Alcool : aucun effet protecteur, même à faible dose
Le risque de l’alcool est largement sous-estimé dans la population française. L’alcool augmente le risque de développer plusieurs cancers (sein, côlon/rectum, bouche, pharynx…) Même à faible dose, la consommation d’alcool augmente le risque de développer un problème de santé et aucun seuil n’a démontré un effet protecteur, chez l’homme comme chez la femme. Ainsi, la recommandation de « boire au maximum deux verres par jour et pas tous les jours » est un repère offrant un risque moindre, mais n’est, en aucune façon, un repère au-dessous duquel le risque de cancer est nul !

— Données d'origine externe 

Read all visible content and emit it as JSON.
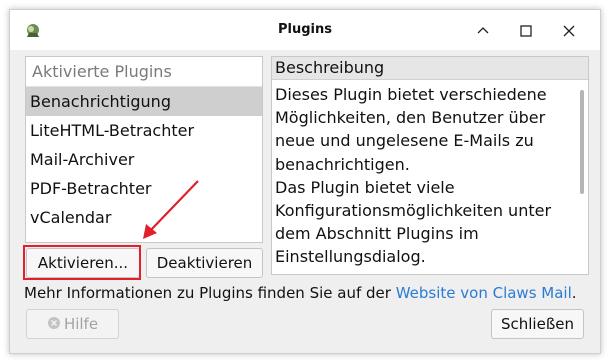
{
  "window": {
    "title": "Plugins",
    "controls": {
      "minimize": "minimize-icon",
      "maximize": "maximize-icon",
      "close": "close-icon"
    }
  },
  "plugin_list": {
    "header": "Aktivierte Plugins",
    "items": [
      {
        "label": "Benachrichtigung",
        "selected": true
      },
      {
        "label": "LiteHTML-Betrachter",
        "selected": false
      },
      {
        "label": "Mail-Archiver",
        "selected": false
      },
      {
        "label": "PDF-Betrachter",
        "selected": false
      },
      {
        "label": "vCalendar",
        "selected": false
      }
    ]
  },
  "description": {
    "header": "Beschreibung",
    "lines": [
      "Dieses Plugin bietet verschiedene",
      "Möglichkeiten, den Benutzer über",
      "neue und ungelesene E-Mails zu",
      "benachrichtigen.",
      "Das Plugin bietet viele",
      "Konfigurationsmöglichkeiten unter",
      "dem Abschnitt Plugins im",
      "Einstellungsdialog."
    ]
  },
  "buttons": {
    "activate": "Aktivieren...",
    "deactivate": "Deaktivieren",
    "help": "Hilfe",
    "close": "Schließen"
  },
  "info": {
    "text": "Mehr Informationen zu Plugins finden Sie auf der ",
    "link": "Website von Claws Mail",
    "suffix": "."
  },
  "colors": {
    "highlight": "#e0202a",
    "link": "#2a7bd5",
    "selected_row": "#cfcfcf"
  }
}
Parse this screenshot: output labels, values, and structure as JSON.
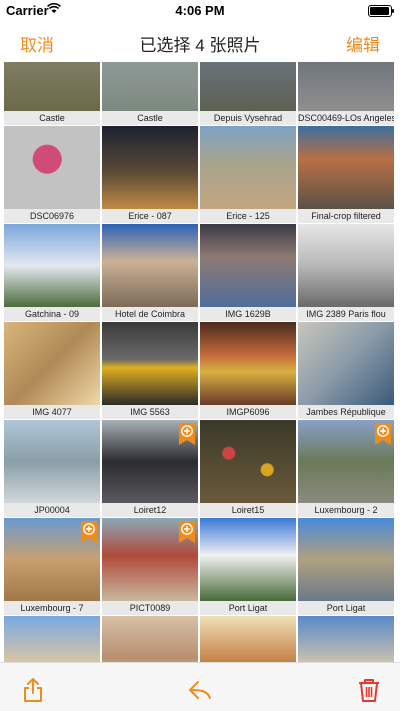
{
  "status": {
    "carrier": "Carrier",
    "time": "4:06 PM"
  },
  "nav": {
    "cancel": "取消",
    "title": "已选择 4 张照片",
    "edit": "编辑"
  },
  "photos": [
    {
      "caption": "Castle",
      "selected": false
    },
    {
      "caption": "Castle",
      "selected": false
    },
    {
      "caption": "Depuis Vysehrad",
      "selected": false
    },
    {
      "caption": "DSC00469-LOs Angeles",
      "selected": false
    },
    {
      "caption": "DSC06976",
      "selected": false
    },
    {
      "caption": "Erice - 087",
      "selected": false
    },
    {
      "caption": "Erice - 125",
      "selected": false
    },
    {
      "caption": "Final-crop filtered",
      "selected": false
    },
    {
      "caption": "Gatchina - 09",
      "selected": false
    },
    {
      "caption": "Hotel de Coimbra",
      "selected": false
    },
    {
      "caption": "IMG 1629B",
      "selected": false
    },
    {
      "caption": "IMG 2389 Paris flou",
      "selected": false
    },
    {
      "caption": "IMG 4077",
      "selected": false
    },
    {
      "caption": "IMG 5563",
      "selected": false
    },
    {
      "caption": "IMGP6096",
      "selected": false
    },
    {
      "caption": "Jambes République",
      "selected": false
    },
    {
      "caption": "JP00004",
      "selected": false
    },
    {
      "caption": "Loiret12",
      "selected": true
    },
    {
      "caption": "Loiret15",
      "selected": false
    },
    {
      "caption": "Luxembourg - 2",
      "selected": true
    },
    {
      "caption": "Luxembourg - 7",
      "selected": true
    },
    {
      "caption": "PICT0089",
      "selected": true
    },
    {
      "caption": "Port Ligat",
      "selected": false
    },
    {
      "caption": "Port Ligat",
      "selected": false
    },
    {
      "caption": "",
      "selected": false
    },
    {
      "caption": "",
      "selected": false
    },
    {
      "caption": "",
      "selected": false
    },
    {
      "caption": "",
      "selected": false
    }
  ],
  "colors": {
    "accent": "#f08c1c",
    "caption_bg": "#e9e9e9",
    "toolbar_delete": "#e53a2e"
  },
  "icons": {
    "share": "share-icon",
    "reply": "reply-icon",
    "delete": "trash-icon"
  }
}
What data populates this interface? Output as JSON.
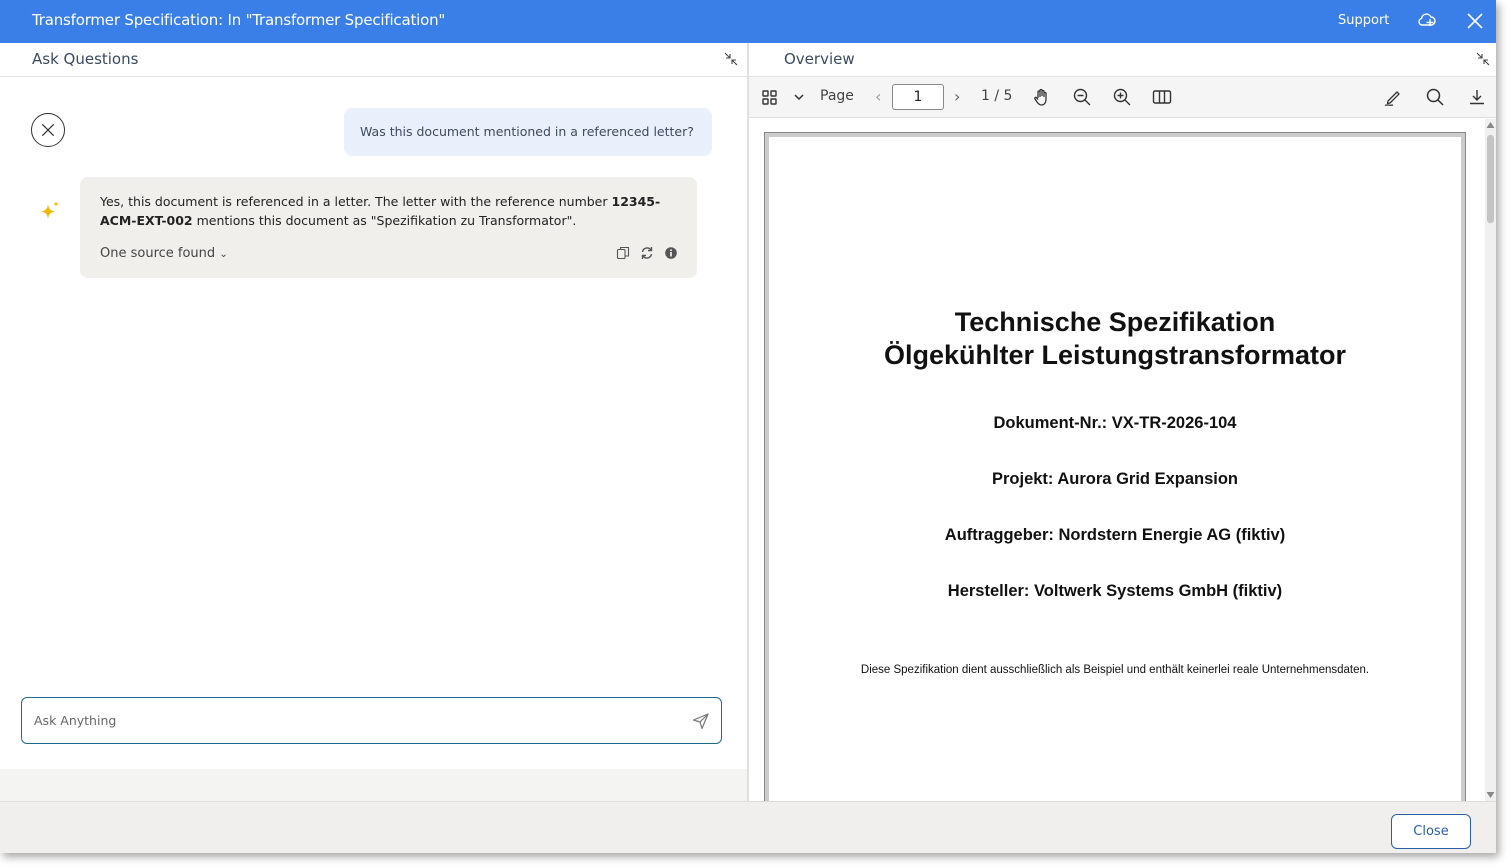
{
  "window": {
    "title": "Transformer Specification: In \"Transformer Specification\"",
    "support_label": "Support",
    "colors": {
      "titlebar": "#3a7ee8",
      "accent": "#2a5fa8",
      "sparkle": "#f5b800"
    }
  },
  "left_pane": {
    "title": "Ask Questions",
    "user_message": "Was this document mentioned in a referenced letter?",
    "ai_message": {
      "text_before": "Yes, this document is referenced in a letter. The letter with the reference number ",
      "reference_number": "12345-ACM-EXT-002",
      "text_after": " mentions this document as \"Spezifikation zu Transformator\".",
      "sources_label": "One source found"
    },
    "input": {
      "placeholder": "Ask Anything",
      "value": ""
    }
  },
  "right_pane": {
    "title": "Overview",
    "toolbar": {
      "page_label": "Page",
      "page_value": "1",
      "page_total": "1 / 5"
    },
    "document": {
      "title_line1": "Technische Spezifikation",
      "title_line2": "Ölgekühlter Leistungstransformator",
      "doc_number": "Dokument-Nr.: VX-TR-2026-104",
      "project": "Projekt: Aurora Grid Expansion",
      "client": "Auftraggeber: Nordstern Energie AG (fiktiv)",
      "manufacturer": "Hersteller: Voltwerk Systems GmbH (fiktiv)",
      "note": "Diese Spezifikation dient ausschließlich als Beispiel und enthält keinerlei reale Unternehmensdaten."
    }
  },
  "footer": {
    "close_label": "Close"
  }
}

Aliments miracles et bio : des niveaux de preuve insuffisants
« Établir le lien entre nutrition et cancer est très complexe et nécessite différents types d’études, a souligné d’emblée Mélanie Deschasaux (réseau Nacre). Or la majorité des études en nutrition sont des études observationnelles. » Les messages évoquant des risques − ou au contraire des bénéfices − anti-cancers de certains aliments, se multiplient et se contredisent.
C’est ainsi que l’INCa a réalisé en 2015 un rapport identifiant les facteurs nutritionnels protecteurs ou de risque, dont l’effet sur le cancer est suffisamment prouvé. Les recommandations de prévention sont aujourd’hui connues : limiter les aliments riches en sucre et en graisses saturées, consommer plus de fibres alimentaires, avoir une alimentation riche en fruits et légumes et éviter l’excès de viandes rouges (moins de 500 g par semaine) et de charcuteries (moins de 150 g par semaine), car associé à une augmentation du risque de cancer colorectal.
Il faut par ailleurs rappeler que la consommation de compléments alimentaires, qui ne cesse d’augmenter, peut exposer à des risques et n’est pas recommandée.
« Les besoins nutritionnels sont satisfaits par une alimentation équilibrée et diversifiée sans recourir aux compléments alimentaires. Il est conseillé également de recourir aux produits faits maison et d’éviter les aliments ultra-transformés qui exposent au surpoids, à l’obésité et à certains cancers », insiste la spécialiste. Enfin, qu’en est-il de la mode du bio ? Certaines études rapportent une association entre consommation régulière d’aliments issus de l’agriculture biologique et diminution du risque de cancer. Cependant, les preuves ne sont pas encore suffisantes et doivent être confirmées par d’autres recherches.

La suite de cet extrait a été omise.